The cons of Super League
There are not many words to describe what some presidents have tried to do to football. A game, with more than 150 years of history, is being further distorted for the sake of money. The primacy of sporting merit in the ESL would have been sacrificed for the benefit of a closed and predefined circle of clubs. But to prevent a team from even the slightest chance of advancing to higher levels is like removing the main element of the game of football: ambition and sporting glory. The top European competitions should be for the teams that deserved it the year before, not for those who won in the past.
It is still unclear whether it was street riots, protests by coaches and captains, the demands of the ultras, pressure from the British government, or something else that nipped the Super League project in the bud. The fact is that on the evening of Tuesday 20 April, not even 48 hours after the announcement of its birth, the new league crumbled. The six English teams abandoned the project. Liverpool and Arsenal even apologised to their own fans, while admitting the influence of the stakeholders (i.e. all those who bring money to the club, not just those who go to the stadium wearing a scarf) in the decision to give up. Those of the 'Big Six' were followed by the steps back by Atletico and the two Milanese.
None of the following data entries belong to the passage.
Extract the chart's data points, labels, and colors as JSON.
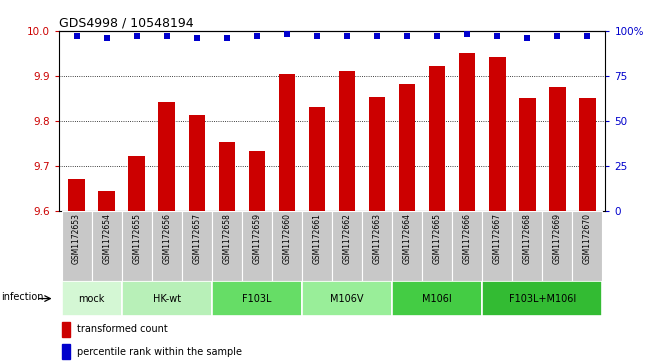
{
  "title": "GDS4998 / 10548194",
  "samples": [
    "GSM1172653",
    "GSM1172654",
    "GSM1172655",
    "GSM1172656",
    "GSM1172657",
    "GSM1172658",
    "GSM1172659",
    "GSM1172660",
    "GSM1172661",
    "GSM1172662",
    "GSM1172663",
    "GSM1172664",
    "GSM1172665",
    "GSM1172666",
    "GSM1172667",
    "GSM1172668",
    "GSM1172669",
    "GSM1172670"
  ],
  "bar_values": [
    9.671,
    9.643,
    9.722,
    9.842,
    9.813,
    9.752,
    9.733,
    9.904,
    9.831,
    9.91,
    9.853,
    9.882,
    9.922,
    9.951,
    9.942,
    9.851,
    9.876,
    9.851
  ],
  "percentile_values": [
    97,
    96,
    97,
    97,
    96,
    96,
    97,
    98,
    97,
    97,
    97,
    97,
    97,
    98,
    97,
    96,
    97,
    97
  ],
  "ylim_left": [
    9.6,
    10.0
  ],
  "ylim_right": [
    0,
    100
  ],
  "yticks_left": [
    9.6,
    9.7,
    9.8,
    9.9,
    10.0
  ],
  "yticks_right": [
    0,
    25,
    50,
    75,
    100
  ],
  "ytick_right_labels": [
    "0",
    "25",
    "50",
    "75",
    "100%"
  ],
  "bar_color": "#cc0000",
  "dot_color": "#0000cc",
  "bar_width": 0.55,
  "groups": [
    {
      "label": "mock",
      "start": 0,
      "end": 2,
      "color": "#d4f7d4"
    },
    {
      "label": "HK-wt",
      "start": 2,
      "end": 5,
      "color": "#b8f0b8"
    },
    {
      "label": "F103L",
      "start": 5,
      "end": 8,
      "color": "#66dd66"
    },
    {
      "label": "M106V",
      "start": 8,
      "end": 11,
      "color": "#99ee99"
    },
    {
      "label": "M106I",
      "start": 11,
      "end": 14,
      "color": "#44cc44"
    },
    {
      "label": "F103L+M106I",
      "start": 14,
      "end": 18,
      "color": "#33bb33"
    }
  ],
  "infection_label": "infection",
  "legend_bar_label": "transformed count",
  "legend_dot_label": "percentile rank within the sample",
  "left_tick_color": "#cc0000",
  "right_tick_color": "#0000cc",
  "bg_gray": "#c8c8c8",
  "fig_width": 6.51,
  "fig_height": 3.63,
  "fig_dpi": 100
}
In the statement through which the Super League announced the suspension of activities, however, a significant sentence appears: 'We will reconsider the most appropriate steps to reshape the project'.
This means that the implementation of this project could simply be postponed, but not ruled out altogether. While waiting for the issue to come up again, between one mockery and another, it would be useful to ask ourselves whether the idea of the Super League is just a springtime brainchild of a group of crazy billionaires, or an inevitable step, a natural evolution of the professional branch of the world's most beloved sport.